Topics and Techniques in Distribution Testing

A Biased but Representative Sample

Clément Canonne University of Sydney
November, 2022

Abstract

This survey focuses on some specific problems in distribution testing, taking goodness-of-fit as a running example. In particular, it does not aim to provide a comprehensive summary of all the topics in the area; but will provide self-contained proofs and derivations of the main results, trying to highlight the unifying techniques.

What is this survey?

To quote and paraphrase the first chapter:

This survey [is meant] as an introduction and detailed overview of some topics in distribution testing, an area of theoretical computer science which falls under the general umbrella of property testing, and sits at the intersection of computational learning, statistical learning and hypothesis testing, information theory, and (depending on whom one asks) the theory of machine learning.

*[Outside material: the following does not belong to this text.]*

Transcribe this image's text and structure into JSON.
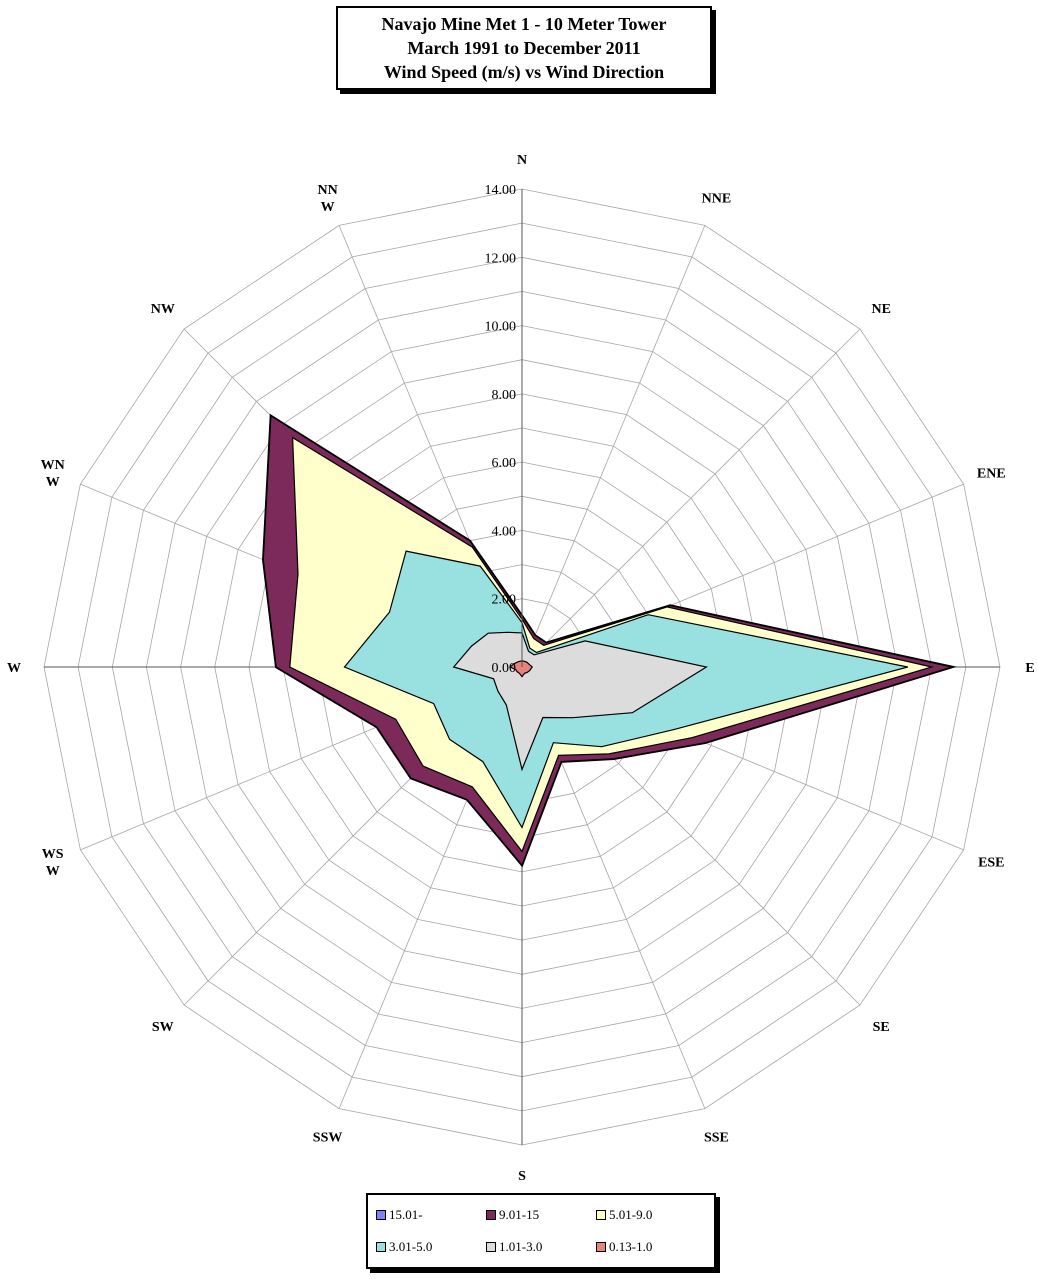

There are several other resources you may want to read about this topic, starting with this short introductory survey by Ronitt Rubinfeld, Taming big probability distributions XRDS: Crossroads, ACM (2012). or this other survey by, well, myself. A Survey on Distribution Testing: Your Data is Big. But is it Blue? Theory of Computing (2020). This book differs from the previous ones in that it is (1) more recent, (2) more specific, focusing on a subset of questions and using them as guiding examples, instead of depicting as broad a landscape as possible (but from afar), (3) more detailed, including proofs and derivations, and (4) written with in mind the objective of putting the theoretical computer science, statistics, and information theory viewpoints together. Of course, I cannot promise I succeeded; but that was the intent, and you'll be the judge of the result.

Who is this for?

This survey is intended for graduate (doctoral) students, advanced undergraduate students, and generally speaking any researcher interested in the topic with a solid background in theoretical computer science, information theory, and/or discrete mathematics.

Where can I get it?

The published version can be found on the Foundations and Trends® in Communications and Information Theory website; the full draft (with a much less fancy template, but a few minor typos corrected) is also freely available at this address.

How do I cite it?

You can use the following BibTeX snippet, provided by the publisher:

@article{CanonneTopicsDT2022,
	url = {http://dx.doi.org/10.1561/0100000114},
	year = {2022},
	volume = {19},
	journal = {Foundations and Trends® in Communications and Information Theory},
	title = {Topics and Techniques in Distribution Testing: A Biased but Representative Sample},
	doi = {10.1561/0100000114},
	issn = {1567-2190},
	number = {6},
	pages = {1032-1198},
	author = {Clément L. Canonne}
}

Are there solutions to the exercises?

Yes, here.

I have a question! Actually, more of a comment.

Comments, feedback, and questions about the book or the solutions are welcome. Feel free to contact me at clement.canonne@sydney.edu.au.

About the author

Clément Canonne Me is a Senior Lecturer in the School of Computer Science of the University of Sydney; he obtained his Ph.D. in 2017 from Columbia University, before joining Stanford as a Motwani Postdoctoral Fellow, then IBM Research as a Goldstine Postdoctoral Fellow. His main areas of research are distribution testing (and, broadly speaking, property testing) and learning theory; focusing, in particular, on understanding the computational aspects of learning and statistical inference subject to various resource or information constraints.